PASADENA - Allowing an NFL franchise to use the Rose Bowl for up to five years would cause some "significant and unavoidable" environmental impacts to air quality, noise, recreation, transportation, traffic and parking, a draft report released by the city has found.
The draft Environmental Impact Report, part of a $400,000 study approved by the City Council in March, was posted on the city's website Thursday and will be available for public review and comment through Oct. 8.
Neither developer Ed Roski Jr. of Majestic Realty, which is proposing a stadium in Industry, nor Anschutz Entertainment Group, which is proposing Farmer's Field near LA Live downtown, has a team in hand and neither has begun construction.
But if either proposal is successful, an interim facility, such as the Rose Bowl, would likely be needed as early as the fall of 2013, city officials said.
The proposed project, which has attracted both strong support and opposition, would generate noise levels that would exceed the city's standards and "significantly interfere with existing recreational facilities in the Central Arroyo," the draft study found; there would also be "significant impacts" to intersections, streets and transit systems during weekday and weekend events.
Hosting the NFL would also generate pollutants that exceed South Coast Air Quality Management District thresholds, the review reported.
The draft study proposes a wide range of measures


to lessen impacts but in some cases, "no feasible mitigation exists." City Manager Michael Beck has said that hosting an NFL team could generate "tens of millions of dollars" a year in direct and indirect revenue for cash-strapped Pasadena and could help fill the Rose Bowl renovation's funding gap.

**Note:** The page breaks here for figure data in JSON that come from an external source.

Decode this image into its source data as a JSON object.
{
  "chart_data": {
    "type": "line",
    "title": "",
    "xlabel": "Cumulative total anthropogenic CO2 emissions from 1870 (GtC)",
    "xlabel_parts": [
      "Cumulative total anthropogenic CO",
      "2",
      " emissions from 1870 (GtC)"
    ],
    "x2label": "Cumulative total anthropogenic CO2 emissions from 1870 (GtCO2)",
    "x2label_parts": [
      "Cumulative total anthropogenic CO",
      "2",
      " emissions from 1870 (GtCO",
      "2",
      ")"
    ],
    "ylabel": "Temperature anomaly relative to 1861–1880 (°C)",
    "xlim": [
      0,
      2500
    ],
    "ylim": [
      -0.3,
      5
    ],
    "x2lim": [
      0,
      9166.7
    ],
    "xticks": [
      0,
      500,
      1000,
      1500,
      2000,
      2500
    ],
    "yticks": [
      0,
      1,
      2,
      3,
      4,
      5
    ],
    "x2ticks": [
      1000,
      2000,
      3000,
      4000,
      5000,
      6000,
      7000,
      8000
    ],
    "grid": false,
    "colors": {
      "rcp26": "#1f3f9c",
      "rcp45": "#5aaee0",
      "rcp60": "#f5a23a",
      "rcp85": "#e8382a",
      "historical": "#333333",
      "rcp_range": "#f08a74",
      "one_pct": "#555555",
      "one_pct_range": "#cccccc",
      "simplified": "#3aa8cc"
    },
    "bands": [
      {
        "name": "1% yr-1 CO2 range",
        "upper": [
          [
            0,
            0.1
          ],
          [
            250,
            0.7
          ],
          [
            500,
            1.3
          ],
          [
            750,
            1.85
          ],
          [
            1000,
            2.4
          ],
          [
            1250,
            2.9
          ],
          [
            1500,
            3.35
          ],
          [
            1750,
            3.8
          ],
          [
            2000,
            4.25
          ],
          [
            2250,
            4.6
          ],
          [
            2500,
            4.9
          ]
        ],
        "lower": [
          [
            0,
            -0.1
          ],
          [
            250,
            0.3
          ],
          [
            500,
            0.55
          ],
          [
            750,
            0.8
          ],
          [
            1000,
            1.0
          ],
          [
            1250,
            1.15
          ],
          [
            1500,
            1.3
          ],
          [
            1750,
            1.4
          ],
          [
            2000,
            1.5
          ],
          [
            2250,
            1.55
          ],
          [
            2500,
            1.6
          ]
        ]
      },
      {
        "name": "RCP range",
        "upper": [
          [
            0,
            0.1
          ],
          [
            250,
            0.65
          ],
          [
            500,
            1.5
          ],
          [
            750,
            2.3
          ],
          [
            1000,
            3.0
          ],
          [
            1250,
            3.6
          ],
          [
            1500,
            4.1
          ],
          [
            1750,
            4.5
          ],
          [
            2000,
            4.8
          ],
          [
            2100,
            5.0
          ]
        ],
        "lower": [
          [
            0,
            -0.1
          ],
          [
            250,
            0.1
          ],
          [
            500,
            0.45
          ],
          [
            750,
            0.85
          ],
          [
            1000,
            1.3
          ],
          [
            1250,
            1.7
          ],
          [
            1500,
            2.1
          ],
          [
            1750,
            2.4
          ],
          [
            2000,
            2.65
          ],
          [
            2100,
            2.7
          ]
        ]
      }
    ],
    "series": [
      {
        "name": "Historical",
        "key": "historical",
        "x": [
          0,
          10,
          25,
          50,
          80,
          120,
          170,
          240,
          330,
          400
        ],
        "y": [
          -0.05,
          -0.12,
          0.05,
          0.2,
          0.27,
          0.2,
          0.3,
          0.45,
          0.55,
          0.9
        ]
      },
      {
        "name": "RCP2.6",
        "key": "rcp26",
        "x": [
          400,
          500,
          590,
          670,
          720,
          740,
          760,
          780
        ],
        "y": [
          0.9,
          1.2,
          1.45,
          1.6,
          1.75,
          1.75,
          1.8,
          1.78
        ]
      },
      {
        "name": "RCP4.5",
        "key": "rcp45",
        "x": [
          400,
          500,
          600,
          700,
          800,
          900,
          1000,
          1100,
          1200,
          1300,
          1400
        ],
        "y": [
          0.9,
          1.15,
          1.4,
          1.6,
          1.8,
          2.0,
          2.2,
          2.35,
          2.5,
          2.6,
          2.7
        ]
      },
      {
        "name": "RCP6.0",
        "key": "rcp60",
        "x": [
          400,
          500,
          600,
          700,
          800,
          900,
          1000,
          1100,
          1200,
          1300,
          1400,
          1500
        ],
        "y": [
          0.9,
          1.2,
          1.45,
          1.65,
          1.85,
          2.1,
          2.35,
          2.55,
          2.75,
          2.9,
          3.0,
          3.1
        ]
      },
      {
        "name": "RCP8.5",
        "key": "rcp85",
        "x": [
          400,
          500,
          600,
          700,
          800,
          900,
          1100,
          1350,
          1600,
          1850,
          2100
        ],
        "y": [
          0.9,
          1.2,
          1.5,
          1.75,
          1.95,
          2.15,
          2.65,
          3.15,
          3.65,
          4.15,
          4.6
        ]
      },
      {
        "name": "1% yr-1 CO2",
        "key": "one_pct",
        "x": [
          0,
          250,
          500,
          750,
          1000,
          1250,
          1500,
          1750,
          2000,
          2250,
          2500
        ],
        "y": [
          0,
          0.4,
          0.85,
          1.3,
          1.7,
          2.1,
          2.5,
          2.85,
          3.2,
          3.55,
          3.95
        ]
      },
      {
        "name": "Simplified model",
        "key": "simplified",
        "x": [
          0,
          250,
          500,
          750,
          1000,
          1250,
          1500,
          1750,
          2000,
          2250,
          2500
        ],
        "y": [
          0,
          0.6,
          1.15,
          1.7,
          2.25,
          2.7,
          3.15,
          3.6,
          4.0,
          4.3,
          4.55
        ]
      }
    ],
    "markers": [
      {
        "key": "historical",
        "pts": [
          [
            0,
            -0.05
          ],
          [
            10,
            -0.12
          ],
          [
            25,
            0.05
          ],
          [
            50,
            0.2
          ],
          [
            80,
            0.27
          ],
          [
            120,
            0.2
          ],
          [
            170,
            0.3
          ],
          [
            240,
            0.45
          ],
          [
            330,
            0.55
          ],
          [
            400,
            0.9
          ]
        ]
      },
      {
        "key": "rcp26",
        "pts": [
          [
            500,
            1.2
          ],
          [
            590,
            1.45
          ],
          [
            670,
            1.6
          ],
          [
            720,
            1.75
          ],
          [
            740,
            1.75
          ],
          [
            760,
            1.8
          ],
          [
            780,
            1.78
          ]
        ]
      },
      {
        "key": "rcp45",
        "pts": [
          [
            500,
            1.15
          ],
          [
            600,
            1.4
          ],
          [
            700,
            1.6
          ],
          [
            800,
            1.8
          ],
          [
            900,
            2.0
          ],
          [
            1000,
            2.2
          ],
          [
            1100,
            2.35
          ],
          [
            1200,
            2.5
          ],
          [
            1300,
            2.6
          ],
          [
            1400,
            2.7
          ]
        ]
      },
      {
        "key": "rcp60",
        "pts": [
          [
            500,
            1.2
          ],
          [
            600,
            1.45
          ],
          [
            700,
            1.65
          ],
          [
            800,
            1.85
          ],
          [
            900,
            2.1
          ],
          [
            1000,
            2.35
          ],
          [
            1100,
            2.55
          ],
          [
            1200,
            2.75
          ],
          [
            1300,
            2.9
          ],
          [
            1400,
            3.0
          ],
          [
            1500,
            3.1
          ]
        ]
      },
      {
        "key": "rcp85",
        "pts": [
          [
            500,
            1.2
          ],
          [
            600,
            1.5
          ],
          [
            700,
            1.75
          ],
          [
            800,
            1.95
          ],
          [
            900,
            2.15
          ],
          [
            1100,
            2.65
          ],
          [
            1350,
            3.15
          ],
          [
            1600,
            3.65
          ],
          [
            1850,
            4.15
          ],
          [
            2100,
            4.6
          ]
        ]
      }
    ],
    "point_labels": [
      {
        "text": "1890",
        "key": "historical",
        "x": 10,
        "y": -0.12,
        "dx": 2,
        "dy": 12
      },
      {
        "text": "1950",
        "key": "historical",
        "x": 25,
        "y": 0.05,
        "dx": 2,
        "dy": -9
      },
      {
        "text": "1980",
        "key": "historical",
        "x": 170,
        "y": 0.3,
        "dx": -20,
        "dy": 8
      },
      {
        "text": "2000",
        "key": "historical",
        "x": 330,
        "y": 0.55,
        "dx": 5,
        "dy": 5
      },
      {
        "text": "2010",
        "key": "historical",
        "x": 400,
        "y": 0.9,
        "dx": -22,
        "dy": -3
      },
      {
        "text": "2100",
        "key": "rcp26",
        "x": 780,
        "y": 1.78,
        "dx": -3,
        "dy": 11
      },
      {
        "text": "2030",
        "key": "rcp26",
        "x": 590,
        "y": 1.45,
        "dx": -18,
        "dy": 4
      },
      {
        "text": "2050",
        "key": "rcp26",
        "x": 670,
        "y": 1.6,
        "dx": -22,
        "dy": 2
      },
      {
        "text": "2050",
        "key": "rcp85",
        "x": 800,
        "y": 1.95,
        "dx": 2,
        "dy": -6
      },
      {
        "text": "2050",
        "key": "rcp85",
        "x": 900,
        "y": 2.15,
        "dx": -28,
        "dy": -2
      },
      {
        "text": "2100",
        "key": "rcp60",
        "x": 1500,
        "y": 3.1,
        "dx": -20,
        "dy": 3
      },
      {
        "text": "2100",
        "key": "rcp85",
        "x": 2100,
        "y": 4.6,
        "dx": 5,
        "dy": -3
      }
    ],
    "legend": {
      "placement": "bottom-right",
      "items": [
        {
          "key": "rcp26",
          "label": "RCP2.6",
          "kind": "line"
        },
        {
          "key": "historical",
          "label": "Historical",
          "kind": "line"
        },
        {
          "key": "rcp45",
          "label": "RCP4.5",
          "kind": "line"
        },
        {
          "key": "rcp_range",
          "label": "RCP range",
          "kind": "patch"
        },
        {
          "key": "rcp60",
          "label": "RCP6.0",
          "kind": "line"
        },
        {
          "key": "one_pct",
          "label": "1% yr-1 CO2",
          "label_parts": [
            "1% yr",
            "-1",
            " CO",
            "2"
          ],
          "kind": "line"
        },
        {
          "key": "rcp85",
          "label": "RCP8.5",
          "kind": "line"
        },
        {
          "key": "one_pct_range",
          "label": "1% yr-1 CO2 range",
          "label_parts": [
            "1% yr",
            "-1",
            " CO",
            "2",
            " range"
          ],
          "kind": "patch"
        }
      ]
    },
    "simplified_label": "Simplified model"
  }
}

Stadium officials announced this week that the renovation is expected to increase by another $2 million for the project's second phase, bringing the total estimate up to nearly $179 million. But they plan to put off about $14.3 million in improvements, which would reduce the project estimate to $164.6 million and leave a funding gap of $25.3 million rather than nearly $40 million.
The City Council would have to certify the environmental review and amend the city ordinance to increase the number of large stadium events of greater than 20,000 attendees from 12 to up to 25 a year.
Rose Bowl neighbor Nina Chomsky, president of the Linda Vista/Annandale Association, said she was pleased the public would have 60 days to review the extensive report rather than the 45 required.
Chomsky, who had yet to read the report, said she was also pleased the draft EIR would be reviewed both by the Planning Commission, with its strong background in state environmental law, and the Parks and Recreation Commission since the impact on the Central Arroyo would be "enormous."
Lee Zanteson, past president of the LVAA, said he will check to see if the draft EIR has examined "the totality" of recreational use.
"I don't think the city has other parks that can replace the Rose Bowl loop for all the people that use it, and there are literally thousands every day," he said.
Zanteson said he was concerned the significant impacts would be trumped by economic concerns.
Councilman Victor Gordo, president of the Rose Bowl Operating Co., said the city must explore all options and ensure any deal makes sense for the city, the stadium, its partners and the community.
The public can hear more about the draft EIR and provide comment at a Sept. 19 special Planning Commission meeting, a Sept. 27 Transportation Advisory Commission meeting and an Oct. 2 Recreation and Parks Commission meeting.